Insights from paper-(Part I) Amazon DynamoDB: A Scalable, Predictably Performant, and Fully Managed NoSQL Database Service
Introduction
Amazon DynamoDB is a database as a service (DBaaS) in AWS. It is a fast NoSQL database. It evolved from Dynamo key-value base storage system, which I covered in two parts (part I and part II) post.
To understand how fast we are talking about, the paper mentions, “The goal of the design of DynamoDB is to complete all requests with low single-digit millisecond latencies.”
DynamoDB is used internally in Amazon for Amazon.com, Alexa, all fulfillment centers, and AWS services like AWS Lambda, AWS Lake Formation, Amazon SageMaker, etc. Externally it has hundreds of thousands of customers.
DynamoDB was launched in 2012, and this paper was published in 2022. In these ten years, it has evolved a lot.
DynamoDB has the following six fundamental system properties:
DynamoDB is a fully managed cloud service — Directly create tables and read and write.
DynamoDB employs a multi-tenant architecture — Stores data from different customers on the same physical machines.
DynamoDB achieves boundless scale for tables — No predefined limits for the data each table can store.
DynamoDB provides predictable performance — Same AWS Region apps see latencies in the low single-digit ms range for a 1 KB item.
DynamoDB is highly available — Replicates data across multiple data centers(AZs) and geo-replicated across selected Regions.
DynamoDB supports flexible use cases — Tables don’t have a fixed schema.
What is captured in this paper?
How has it adapted customers’ traffic patterns for physical partitioning?

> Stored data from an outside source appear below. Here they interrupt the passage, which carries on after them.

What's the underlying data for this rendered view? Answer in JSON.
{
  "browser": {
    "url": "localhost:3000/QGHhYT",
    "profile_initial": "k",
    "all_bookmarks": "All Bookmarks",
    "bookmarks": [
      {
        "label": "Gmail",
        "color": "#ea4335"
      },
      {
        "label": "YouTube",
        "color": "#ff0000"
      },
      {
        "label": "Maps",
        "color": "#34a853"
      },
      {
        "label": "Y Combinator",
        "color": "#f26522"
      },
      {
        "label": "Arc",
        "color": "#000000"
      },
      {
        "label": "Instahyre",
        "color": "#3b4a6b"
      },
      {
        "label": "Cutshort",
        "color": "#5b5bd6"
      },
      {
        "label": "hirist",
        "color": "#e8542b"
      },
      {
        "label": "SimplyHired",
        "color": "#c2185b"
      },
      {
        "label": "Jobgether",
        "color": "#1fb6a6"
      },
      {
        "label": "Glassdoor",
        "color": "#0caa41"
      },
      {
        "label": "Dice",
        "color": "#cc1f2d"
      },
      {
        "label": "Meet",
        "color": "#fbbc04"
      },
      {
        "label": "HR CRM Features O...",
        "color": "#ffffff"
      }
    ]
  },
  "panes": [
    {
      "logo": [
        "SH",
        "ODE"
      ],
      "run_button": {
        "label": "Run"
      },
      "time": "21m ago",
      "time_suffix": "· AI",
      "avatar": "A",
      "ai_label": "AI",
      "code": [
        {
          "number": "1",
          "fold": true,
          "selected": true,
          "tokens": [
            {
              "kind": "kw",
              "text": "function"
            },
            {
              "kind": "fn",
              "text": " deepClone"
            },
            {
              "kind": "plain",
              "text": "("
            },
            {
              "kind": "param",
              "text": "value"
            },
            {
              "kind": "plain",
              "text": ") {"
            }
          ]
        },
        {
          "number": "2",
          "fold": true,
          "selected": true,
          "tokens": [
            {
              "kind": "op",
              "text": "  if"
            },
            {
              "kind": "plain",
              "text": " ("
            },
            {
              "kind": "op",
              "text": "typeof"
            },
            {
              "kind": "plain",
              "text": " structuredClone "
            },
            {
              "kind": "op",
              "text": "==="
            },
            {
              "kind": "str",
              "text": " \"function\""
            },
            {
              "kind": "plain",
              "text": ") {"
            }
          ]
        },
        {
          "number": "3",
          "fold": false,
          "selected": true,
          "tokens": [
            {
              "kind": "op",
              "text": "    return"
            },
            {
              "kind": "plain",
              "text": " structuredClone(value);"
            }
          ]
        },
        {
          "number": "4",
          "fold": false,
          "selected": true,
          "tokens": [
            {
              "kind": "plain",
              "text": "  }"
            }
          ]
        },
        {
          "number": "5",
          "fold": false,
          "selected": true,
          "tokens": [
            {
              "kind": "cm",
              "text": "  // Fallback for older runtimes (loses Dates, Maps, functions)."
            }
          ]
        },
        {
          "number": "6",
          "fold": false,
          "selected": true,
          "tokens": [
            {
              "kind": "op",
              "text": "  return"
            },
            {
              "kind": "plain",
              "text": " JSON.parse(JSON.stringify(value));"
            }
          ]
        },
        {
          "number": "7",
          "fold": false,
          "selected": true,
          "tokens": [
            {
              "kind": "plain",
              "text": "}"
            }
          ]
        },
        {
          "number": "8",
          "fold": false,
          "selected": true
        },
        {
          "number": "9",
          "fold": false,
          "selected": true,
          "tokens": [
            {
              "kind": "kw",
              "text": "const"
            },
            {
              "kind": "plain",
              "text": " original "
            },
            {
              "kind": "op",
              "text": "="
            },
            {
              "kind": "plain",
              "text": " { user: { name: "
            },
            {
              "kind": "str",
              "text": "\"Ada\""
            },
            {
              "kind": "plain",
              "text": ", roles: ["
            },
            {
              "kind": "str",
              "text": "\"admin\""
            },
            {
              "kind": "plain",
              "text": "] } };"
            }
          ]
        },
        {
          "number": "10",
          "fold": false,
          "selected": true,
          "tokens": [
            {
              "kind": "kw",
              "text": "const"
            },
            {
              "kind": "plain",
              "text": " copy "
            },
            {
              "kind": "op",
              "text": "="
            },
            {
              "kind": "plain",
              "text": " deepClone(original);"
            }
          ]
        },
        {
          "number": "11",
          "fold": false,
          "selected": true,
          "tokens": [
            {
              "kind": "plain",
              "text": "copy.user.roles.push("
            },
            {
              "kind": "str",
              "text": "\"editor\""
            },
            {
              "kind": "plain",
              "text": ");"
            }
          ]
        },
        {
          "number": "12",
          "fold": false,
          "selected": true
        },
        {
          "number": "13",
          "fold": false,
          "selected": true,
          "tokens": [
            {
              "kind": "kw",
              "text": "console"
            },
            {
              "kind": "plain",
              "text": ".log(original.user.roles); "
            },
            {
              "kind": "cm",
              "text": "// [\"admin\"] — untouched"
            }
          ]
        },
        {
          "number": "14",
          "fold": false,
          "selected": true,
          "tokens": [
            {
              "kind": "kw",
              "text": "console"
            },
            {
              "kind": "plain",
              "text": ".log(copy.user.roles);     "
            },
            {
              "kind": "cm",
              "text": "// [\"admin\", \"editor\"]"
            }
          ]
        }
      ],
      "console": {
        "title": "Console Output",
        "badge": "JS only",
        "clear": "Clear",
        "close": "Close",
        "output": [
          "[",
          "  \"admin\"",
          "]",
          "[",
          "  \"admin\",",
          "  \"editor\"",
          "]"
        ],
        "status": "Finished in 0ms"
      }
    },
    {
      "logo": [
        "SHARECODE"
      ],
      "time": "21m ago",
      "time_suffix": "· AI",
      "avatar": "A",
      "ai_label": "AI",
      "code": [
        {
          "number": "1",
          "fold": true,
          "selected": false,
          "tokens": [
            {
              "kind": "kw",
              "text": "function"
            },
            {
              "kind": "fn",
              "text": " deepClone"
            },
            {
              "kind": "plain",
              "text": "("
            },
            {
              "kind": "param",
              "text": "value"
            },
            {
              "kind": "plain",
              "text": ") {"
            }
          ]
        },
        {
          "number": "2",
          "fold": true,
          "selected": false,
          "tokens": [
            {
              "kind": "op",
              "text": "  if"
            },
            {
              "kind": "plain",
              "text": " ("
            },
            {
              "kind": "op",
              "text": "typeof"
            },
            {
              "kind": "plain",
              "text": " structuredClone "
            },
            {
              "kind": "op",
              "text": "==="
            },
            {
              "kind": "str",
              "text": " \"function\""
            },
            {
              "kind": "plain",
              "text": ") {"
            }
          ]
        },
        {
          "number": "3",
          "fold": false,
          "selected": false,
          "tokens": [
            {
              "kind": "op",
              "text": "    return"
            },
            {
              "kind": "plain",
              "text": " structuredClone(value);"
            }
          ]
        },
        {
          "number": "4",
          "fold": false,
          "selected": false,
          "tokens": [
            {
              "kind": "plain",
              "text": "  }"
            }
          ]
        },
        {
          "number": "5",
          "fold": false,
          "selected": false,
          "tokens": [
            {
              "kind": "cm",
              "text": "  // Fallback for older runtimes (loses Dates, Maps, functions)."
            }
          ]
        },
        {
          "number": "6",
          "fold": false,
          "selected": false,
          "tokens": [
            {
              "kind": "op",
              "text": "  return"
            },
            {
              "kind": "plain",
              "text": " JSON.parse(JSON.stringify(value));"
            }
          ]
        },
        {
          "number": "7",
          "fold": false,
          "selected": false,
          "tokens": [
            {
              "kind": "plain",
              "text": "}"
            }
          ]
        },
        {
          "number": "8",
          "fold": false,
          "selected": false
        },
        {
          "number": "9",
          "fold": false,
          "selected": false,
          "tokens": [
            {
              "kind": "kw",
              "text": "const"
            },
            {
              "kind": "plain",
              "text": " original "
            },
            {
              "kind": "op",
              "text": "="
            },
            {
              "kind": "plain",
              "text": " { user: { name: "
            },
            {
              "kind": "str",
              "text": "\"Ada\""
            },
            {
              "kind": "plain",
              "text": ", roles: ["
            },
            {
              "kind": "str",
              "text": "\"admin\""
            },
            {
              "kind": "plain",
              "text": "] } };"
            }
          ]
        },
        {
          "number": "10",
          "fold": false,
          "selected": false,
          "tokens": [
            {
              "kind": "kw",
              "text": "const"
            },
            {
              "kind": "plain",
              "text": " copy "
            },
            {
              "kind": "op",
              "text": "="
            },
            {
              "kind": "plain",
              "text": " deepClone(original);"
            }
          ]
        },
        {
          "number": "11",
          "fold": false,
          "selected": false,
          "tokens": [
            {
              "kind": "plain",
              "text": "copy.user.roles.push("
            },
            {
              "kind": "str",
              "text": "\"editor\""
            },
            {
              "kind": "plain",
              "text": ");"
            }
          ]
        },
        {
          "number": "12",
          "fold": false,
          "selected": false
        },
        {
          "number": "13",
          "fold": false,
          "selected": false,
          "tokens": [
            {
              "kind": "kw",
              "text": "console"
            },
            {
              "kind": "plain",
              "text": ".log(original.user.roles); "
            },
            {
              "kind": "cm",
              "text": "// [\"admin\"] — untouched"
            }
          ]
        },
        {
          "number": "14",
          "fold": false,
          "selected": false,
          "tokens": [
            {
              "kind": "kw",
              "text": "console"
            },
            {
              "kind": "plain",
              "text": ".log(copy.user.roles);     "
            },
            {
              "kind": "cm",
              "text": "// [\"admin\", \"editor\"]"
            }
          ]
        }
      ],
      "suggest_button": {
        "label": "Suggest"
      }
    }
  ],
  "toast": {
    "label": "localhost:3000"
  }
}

How has it performed continuous verification of data-at-rest?
How has it maintained high availability as the system evolved?
How has it been designed to provide predictable performance over absolute efficiency?
History
DynamoDB has Dynamo as its predecessor, so its design is motivated by Dynamo. Let’s first look into what Dynamo was.
It was the first NoSQL database developed by Amazon.
It was highly available, scalable, and had a predictable performance.
It was a single-tenant system, and teams managed their own Dynamo installations.
The most challenging part was that each team using Dyanmo had to become experts on various aspects of the Database.
At the same time, Amazon had S3 and SimpleDB, which were fully managed services, and engineers preferred to use them.
Amazon SimpleDB is a fully managed elastic NoSQL database service. It provides multi-datacenter replication, high availability, and high durability. It had some limitations. One limitation was that the table capacity was a maximum of 10 GB. Another limitation was the unpredictable query
and write latencies.
The solution was to combine the best of both Dynamo and Simple DB. It is quoted in the paper.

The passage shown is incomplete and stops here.